Kahramanmaraş’ta günlerdir yazıyoruz, söylüyoruz, anlatıyoruz. Onikişubat Milli Eğitim’deki taşımalı eğitim ihalesinde dönen dolapları gözler önüne seriyoruz. Ama ne oluyor? Hiçbir yetkili çıkıp da “Bu nedir, bu rezaletin hesabı verilmelidir” demiyor. Demek ki ya herkes bu işlerin farkında ama susmayı tercih ediyor, ya da gerçekten bu şehir sahipsiz bırakılmış.
***
Depremden sonra zaten yıkılmış bir şehirde, kaçak yapılaşmanın haddi hesabı kalmadı. Denetim mi? Yaptırım mı? Yok! Onikişubat’ın en pahalı semti olan Binevler’de, Uzun Çarşı’da “Özmin Eşarp” tabelasıyla faaliyet gösteren bir mağaza, köşe başına kaçak işyeri yapmış, işletmeye devam ediyor. Diğer yandan esnaf kirasını ödemek için bankalara, borçlara gömülüyor. Bu firma ne kira veriyor ne de tabela vergisi. Vergisini ödeyen, kirasını denkleştirmeye çalışan dürüst esnafa yazık değil mi?
***
Hele bir muhtar var ki, pes doğrusu!

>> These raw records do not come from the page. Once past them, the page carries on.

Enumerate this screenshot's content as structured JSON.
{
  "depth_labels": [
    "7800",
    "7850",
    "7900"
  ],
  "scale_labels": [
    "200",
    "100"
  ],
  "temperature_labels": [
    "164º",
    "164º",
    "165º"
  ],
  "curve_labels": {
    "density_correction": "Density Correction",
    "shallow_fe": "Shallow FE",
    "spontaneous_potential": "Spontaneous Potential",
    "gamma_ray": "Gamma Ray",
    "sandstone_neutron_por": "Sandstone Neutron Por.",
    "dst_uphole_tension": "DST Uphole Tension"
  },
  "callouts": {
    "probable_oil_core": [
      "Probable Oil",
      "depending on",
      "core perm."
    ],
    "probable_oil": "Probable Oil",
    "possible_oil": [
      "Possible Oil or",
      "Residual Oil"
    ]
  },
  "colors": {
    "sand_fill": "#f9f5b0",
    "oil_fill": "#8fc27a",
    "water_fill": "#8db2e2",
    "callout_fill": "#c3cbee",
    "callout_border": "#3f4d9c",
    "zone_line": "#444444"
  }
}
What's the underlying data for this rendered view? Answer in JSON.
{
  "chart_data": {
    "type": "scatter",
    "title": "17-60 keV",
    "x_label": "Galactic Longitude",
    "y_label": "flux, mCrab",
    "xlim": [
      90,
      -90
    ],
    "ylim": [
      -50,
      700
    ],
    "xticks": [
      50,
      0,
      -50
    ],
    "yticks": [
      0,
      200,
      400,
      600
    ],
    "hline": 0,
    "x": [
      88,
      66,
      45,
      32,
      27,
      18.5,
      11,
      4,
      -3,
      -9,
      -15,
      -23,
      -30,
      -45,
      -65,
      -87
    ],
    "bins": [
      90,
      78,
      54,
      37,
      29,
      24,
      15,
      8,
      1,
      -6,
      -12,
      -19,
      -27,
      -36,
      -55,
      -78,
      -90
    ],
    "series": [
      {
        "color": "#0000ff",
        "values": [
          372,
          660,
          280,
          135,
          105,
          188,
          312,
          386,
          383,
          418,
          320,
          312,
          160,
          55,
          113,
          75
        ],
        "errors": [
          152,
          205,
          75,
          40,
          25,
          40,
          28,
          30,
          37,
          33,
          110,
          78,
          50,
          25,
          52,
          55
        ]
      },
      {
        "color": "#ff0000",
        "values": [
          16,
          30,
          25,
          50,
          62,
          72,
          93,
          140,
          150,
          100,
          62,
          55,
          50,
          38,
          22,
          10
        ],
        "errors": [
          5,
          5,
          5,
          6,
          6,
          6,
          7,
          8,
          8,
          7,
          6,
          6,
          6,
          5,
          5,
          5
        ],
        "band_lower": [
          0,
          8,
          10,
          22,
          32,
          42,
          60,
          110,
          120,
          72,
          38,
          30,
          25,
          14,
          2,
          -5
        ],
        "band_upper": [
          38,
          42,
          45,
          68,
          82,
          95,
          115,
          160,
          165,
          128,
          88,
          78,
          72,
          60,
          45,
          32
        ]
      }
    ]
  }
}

Park içine yapılmış küçük muhtarlık binasını büyütmüş, kendine adeta villa kondurmuş. Devletin arazisi üzerinde kaçak yapı yapıyor, hem de sözde “millete hizmet” için seçilmiş bir isim. Buna göz yumuluyorsa, yarın başka muhtarlar da örnek alır.
***
Sanayi tarafına geçelim… Havasını kirlettiği için hakkında kapatma kararı verilen bir fabrika var. Bir kurum, onay vermediği için kapatma kararı bekletiliyor. Yani vatandaşın ciğeri hiçe sayılıyor, doğa katlediliyor ama mevzuat oyunlarıyla o fabrikanın bacası hâlâ tütmeye devam ediyor.
***
Orman arazilerine yapılan villaların haddi hesabı yok. Ahırdağı yamaçları delik deşik edilmiş, talan edilmiş. Doğa katliamı göz göre göre sürüyor. Ama ses çıkaran var mı? Yok! Denetim nerede? Yaptırım nerede? Sözde çevreye duyarlıymış gibi demeçler verenler nerede?
***
Ve en büyük ayıp: Aksu Çayı.
Yıllardır zehir akıyor, yıllardır bu kentin en büyük kanayan yarası. Temizlenecek dediler, söz verdiler, açıklama yaptılar… Hepsi hikâye! Kimse bu pisliği temizlemeye ne niyetli, ne de yeterli. Bu şehre giren bir yabancı, daha ilk adımını attığında neyle karşılaşıyor? Şehir tabelasının yanında mis gibi(!) pis koku. Bu mu Kahramanmaraş’ın reklamı? Bu mu misafirperverliğimiz? Şehre b..k kokusuyla girmekten daha utanç verici bir tablo olabilir mi?
***
Kahramanmaraş’ta işler böyle yürüyor. Kaçak yapılar, sahipsiz çaylar, göz yumulan fabrikalar, devlet arazisine villa diken muhtarlar… Ve yetkililerin derin sessizliği.
Biz yazıyoruz, söylüyoruz ama kimsenin umurunda değil. Çünkü bu şehirde sorunları çözmek yerine, üzerini örtmek daha kolay. Ama unutulmasın; örtülen her gerçek, yarın daha büyük bir skandal olarak patlar.